Естественно, подобное положение дел не могло не встретить соответствующего «отклика» со стороны нового правительства России, тем более, что отношения с Советской властью у проживавших на территории Санкт-Петербургской губернии финнов-ингерманландцев сразу не заладились, приведя к ряду кровавых столкновений. В 1919-20 гг. на территории Карельского перешейка даже существовала враждебная советам независимая финская республика Северная Ингрия. Уже с 1931 г. начинаются этнические чистки, направленные на выселение финскоговорящего населения с территории Ленинграда и Ленинградской области, которые завершились к 1942 г. полным выселением оттуда этнических финнов. Неистовая русофобия, ставшая нормой жизни в Финляндии первой половины 20 в., несомненно, также стала одним из факторов, которые привели к началу Зимней войны.

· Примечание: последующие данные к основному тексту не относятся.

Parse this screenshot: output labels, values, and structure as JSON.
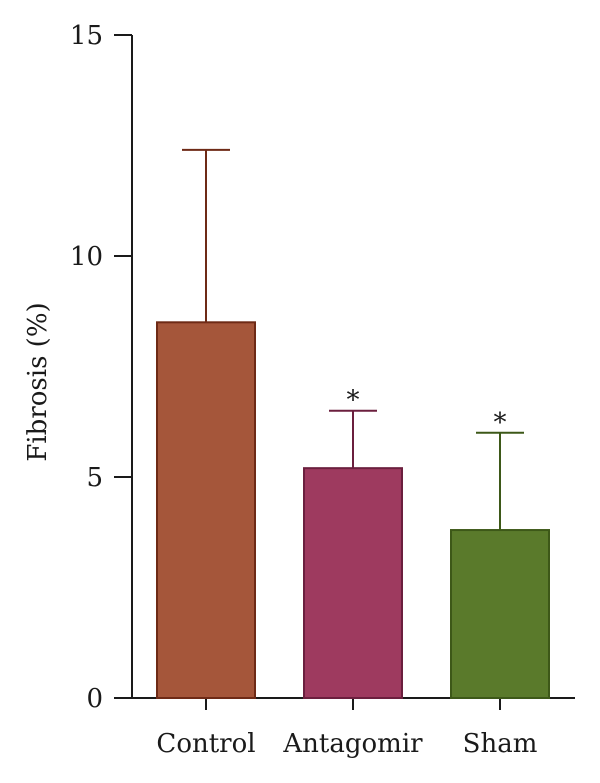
{
  "chart_data": {
    "type": "bar",
    "categories": [
      "Control",
      "Antagomir",
      "Sham"
    ],
    "values": [
      8.5,
      5.2,
      3.8
    ],
    "error_upper": [
      12.4,
      6.5,
      6.0
    ],
    "significance": [
      "",
      "*",
      "*"
    ],
    "colors": [
      "#a5563a",
      "#9e3a5f",
      "#5a7a2b"
    ],
    "edge_colors": [
      "#6e2a16",
      "#6b1f3e",
      "#3d5818"
    ],
    "ylabel": "Fibrosis (%)",
    "xlabel": "",
    "title": "",
    "ylim": [
      0,
      15
    ],
    "yticks": [
      0,
      5,
      10,
      15
    ],
    "grid": false
  }
}
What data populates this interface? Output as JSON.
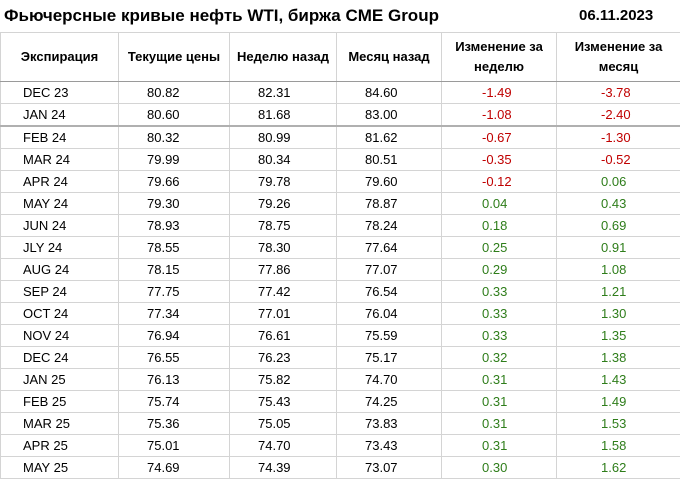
{
  "title": "Фьючерсные кривые нефть WTI, биржа CME Group",
  "date": "06.11.2023",
  "colors": {
    "negative": "#c00000",
    "positive": "#2e7d1a"
  },
  "headers": [
    "Экспирация",
    "Текущие цены",
    "Неделю назад",
    "Месяц назад",
    "Изменение за неделю",
    "Изменение за месяц"
  ],
  "rows": [
    {
      "exp": "DEC 23",
      "cur": "80.82",
      "week": "82.31",
      "month": "84.60",
      "dw": "-1.49",
      "dm": "-3.78"
    },
    {
      "exp": "JAN 24",
      "cur": "80.60",
      "week": "81.68",
      "month": "83.00",
      "dw": "-1.08",
      "dm": "-2.40"
    },
    {
      "exp": "FEB 24",
      "cur": "80.32",
      "week": "80.99",
      "month": "81.62",
      "dw": "-0.67",
      "dm": "-1.30"
    },
    {
      "exp": "MAR 24",
      "cur": "79.99",
      "week": "80.34",
      "month": "80.51",
      "dw": "-0.35",
      "dm": "-0.52"
    },
    {
      "exp": "APR 24",
      "cur": "79.66",
      "week": "79.78",
      "month": "79.60",
      "dw": "-0.12",
      "dm": "0.06"
    },
    {
      "exp": "MAY 24",
      "cur": "79.30",
      "week": "79.26",
      "month": "78.87",
      "dw": "0.04",
      "dm": "0.43"
    },
    {
      "exp": "JUN 24",
      "cur": "78.93",
      "week": "78.75",
      "month": "78.24",
      "dw": "0.18",
      "dm": "0.69"
    },
    {
      "exp": "JLY 24",
      "cur": "78.55",
      "week": "78.30",
      "month": "77.64",
      "dw": "0.25",
      "dm": "0.91"
    },
    {
      "exp": "AUG 24",
      "cur": "78.15",
      "week": "77.86",
      "month": "77.07",
      "dw": "0.29",
      "dm": "1.08"
    },
    {
      "exp": "SEP 24",
      "cur": "77.75",
      "week": "77.42",
      "month": "76.54",
      "dw": "0.33",
      "dm": "1.21"
    },
    {
      "exp": "OCT 24",
      "cur": "77.34",
      "week": "77.01",
      "month": "76.04",
      "dw": "0.33",
      "dm": "1.30"
    },
    {
      "exp": "NOV 24",
      "cur": "76.94",
      "week": "76.61",
      "month": "75.59",
      "dw": "0.33",
      "dm": "1.35"
    },
    {
      "exp": "DEC 24",
      "cur": "76.55",
      "week": "76.23",
      "month": "75.17",
      "dw": "0.32",
      "dm": "1.38"
    },
    {
      "exp": "JAN 25",
      "cur": "76.13",
      "week": "75.82",
      "month": "74.70",
      "dw": "0.31",
      "dm": "1.43"
    },
    {
      "exp": "FEB 25",
      "cur": "75.74",
      "week": "75.43",
      "month": "74.25",
      "dw": "0.31",
      "dm": "1.49"
    },
    {
      "exp": "MAR 25",
      "cur": "75.36",
      "week": "75.05",
      "month": "73.83",
      "dw": "0.31",
      "dm": "1.53"
    },
    {
      "exp": "APR 25",
      "cur": "75.01",
      "week": "74.70",
      "month": "73.43",
      "dw": "0.31",
      "dm": "1.58"
    },
    {
      "exp": "MAY 25",
      "cur": "74.69",
      "week": "74.39",
      "month": "73.07",
      "dw": "0.30",
      "dm": "1.62"
    }
  ]
}
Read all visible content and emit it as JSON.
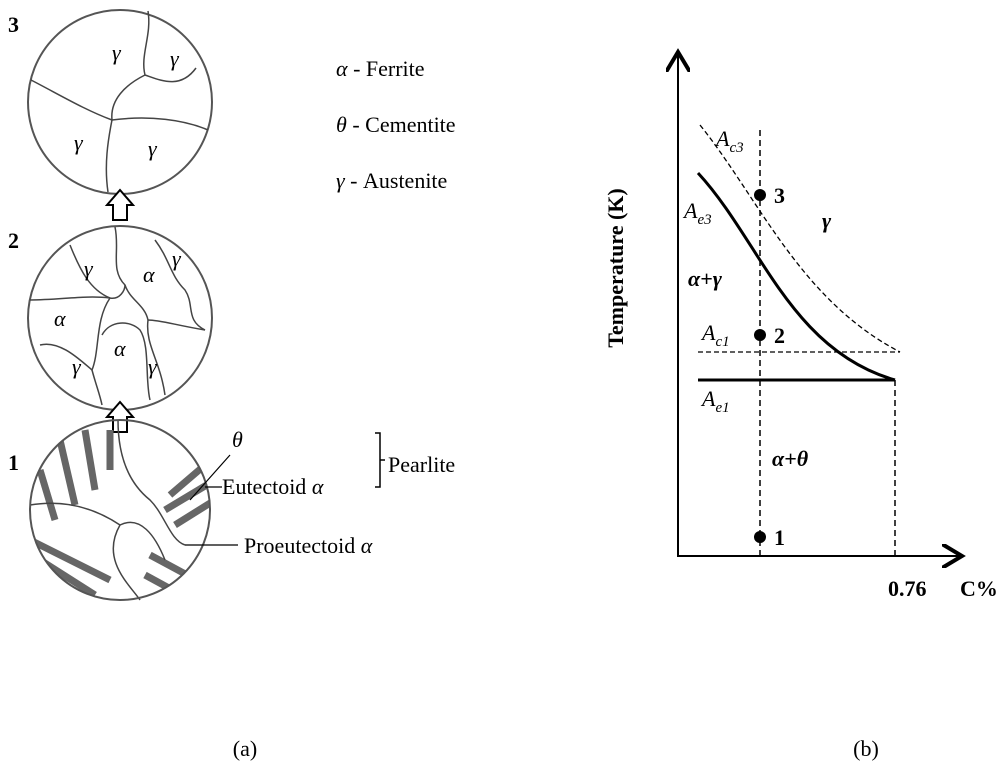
{
  "panel_a": {
    "stages": [
      {
        "label": "3",
        "phases": [
          "γ",
          "γ",
          "γ",
          "γ"
        ]
      },
      {
        "label": "2",
        "phases": [
          "γ",
          "α",
          "γ",
          "α",
          "α",
          "γ",
          "γ"
        ]
      },
      {
        "label": "1"
      }
    ],
    "microconstituents": {
      "cementite": "θ",
      "eutectoid": "Eutectoid",
      "eutectoid_symbol": "α",
      "pearlite": "Pearlite",
      "proeutectoid": "Proeutectoid",
      "proeutectoid_symbol": "α"
    },
    "legend": [
      {
        "symbol": "α",
        "text": "- Ferrite"
      },
      {
        "symbol": "θ",
        "text": "- Cementite"
      },
      {
        "symbol": "γ",
        "text": "- Austenite"
      }
    ],
    "caption": "(a)"
  },
  "panel_b": {
    "y_axis_label": "Temperature (K)",
    "x_axis_label": "C%",
    "x_mark": "0.76",
    "lines": [
      {
        "symbol": "A",
        "subscript": "c3"
      },
      {
        "symbol": "A",
        "subscript": "e3"
      },
      {
        "symbol": "A",
        "subscript": "c1"
      },
      {
        "symbol": "A",
        "subscript": "e1"
      }
    ],
    "regions": [
      "γ",
      "α+γ",
      "α+θ"
    ],
    "points": [
      "3",
      "2",
      "1"
    ],
    "caption": "(b)"
  }
}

Сейчас отношения России и Финляндии ровные, но это лишь потому, что у высоких договаривающихся сторон не осталось практической почвы для взаимной ненависти, помимо, разумеется, воспоминаний. Размежевание русских и финнов произошло решительно, ознаменовавшись обоюдными этническими чистками и двумя ожесточенными войнами, в которых финны собственным мужеством доказали право на самоопределение, а с другой стороны, вынуждены были вместо жестокости и воинственной риторики прибегнуть, наконец, к гибкости и дипломатии на горьком опыте убедившись в том, что «живя в стеклянном доме, не стоит бросаться камнями в соседей».  На этом фундаменте и стоит теперь нерушимая русско-финская дружба.